Bu ve bir sonraki yansıya ilişkin fazla söyleyecek sözüm yok. DAB ve DRM, birbirinin rakibi gibi görünen oysa birbirini tamamlayıcı yaklaşımlar. Bir örnek vermek gerekirse, kent içi ulaşımı sadece metro ile yapacağım demek ne kadar anlamsız ise, sayısal radyoyu sadece DRM ya da sadece DAB ile oluşturacağım demek o derece anlamsız aslında. Kent için ulaşım için metro ve otobüs ile taksi birlikte kullanılır. Hangisi uygunsa o seçilir. Kent kalabalık ve nüfus yoğun ise DAB+ daha iyi bir kapsama sunarken, kent dağınık yerleşime sahip ise DRM+ daha uygun olabilir. Yani uzun lafın kısası eğer çoklu standart çipli sayısal radyo alıcıları kullanıyorsanız ülkenizde, sayısal radyo şebekesinde DAB+/DRM+/FM/AM/DRM30'u birlikte kullanabilirsiniz. Yeterki bu sayısal radyo alıcılarının tümünün çoklu standart destekleyen çiplerle üretildiğinden emin olun. Burada iş elbette RTÜK'e ve Sanayi Ticaret Bakanlığına, gümrüklere düşüyor. Yapılabilir mi? Kesinlikle. Kolay mı? Hem evet, hem hayır. Peki olursa ne olur? Süper olur, çünkü literatüre bir katkımız olur en azından :) Dünyada bir ilke imza atmış oluruz, henüz böyle bir şebeke yok çünkü :)
Ne demiştim, bu iki yansıyla ilgili pek bir şey yazmayacağım :) Efendim, yazmadan da olmuyor :)

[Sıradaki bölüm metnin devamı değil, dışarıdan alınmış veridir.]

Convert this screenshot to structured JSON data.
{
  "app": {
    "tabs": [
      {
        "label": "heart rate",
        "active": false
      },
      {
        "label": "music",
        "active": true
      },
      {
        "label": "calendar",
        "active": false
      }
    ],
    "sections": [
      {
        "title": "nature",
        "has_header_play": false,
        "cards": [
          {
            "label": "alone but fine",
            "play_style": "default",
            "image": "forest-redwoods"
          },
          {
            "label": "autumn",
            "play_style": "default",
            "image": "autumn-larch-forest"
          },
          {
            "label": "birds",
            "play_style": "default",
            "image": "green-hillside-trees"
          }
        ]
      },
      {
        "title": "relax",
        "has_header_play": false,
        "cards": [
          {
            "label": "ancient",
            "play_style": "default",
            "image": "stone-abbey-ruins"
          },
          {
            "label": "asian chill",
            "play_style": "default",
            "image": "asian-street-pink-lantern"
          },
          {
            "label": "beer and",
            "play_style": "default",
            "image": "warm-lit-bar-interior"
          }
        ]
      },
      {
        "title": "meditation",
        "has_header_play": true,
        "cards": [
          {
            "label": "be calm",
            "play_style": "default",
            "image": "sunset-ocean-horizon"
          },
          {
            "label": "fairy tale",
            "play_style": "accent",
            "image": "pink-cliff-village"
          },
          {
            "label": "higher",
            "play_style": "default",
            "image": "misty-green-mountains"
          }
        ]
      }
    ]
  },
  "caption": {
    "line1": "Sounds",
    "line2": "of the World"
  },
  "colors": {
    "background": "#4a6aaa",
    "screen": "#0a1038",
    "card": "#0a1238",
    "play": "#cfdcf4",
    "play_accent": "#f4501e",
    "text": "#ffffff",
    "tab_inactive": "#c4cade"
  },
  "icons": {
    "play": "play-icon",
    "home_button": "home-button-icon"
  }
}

Kıymetli dostlar, meseleler sadece teknik değil ne yazık ki. Keşke öyle olsa, High Power High Tower ile DVB-T2 şebekesi kurardık, üzerine LTE'yi de bindirdik mi işte sana hem mobil TV, hem mobil sayısal radyo hem de ... Ama hayat böyle değil, gelin görün ki. Radyo için ayrı alıcılar almalısınız, radyo vericileri ayrı olmalı, hatta şebeke bile ayrı olacak. Öyle All-In-One dünyası olur mu hiç kıymetli dostlar, maazallah komünist miyiz, tövbe tövbe. Elbette üreticileri düşünmek zorundayız, bu işten kaç kişi ekmek yiyor biliyor muyuz? 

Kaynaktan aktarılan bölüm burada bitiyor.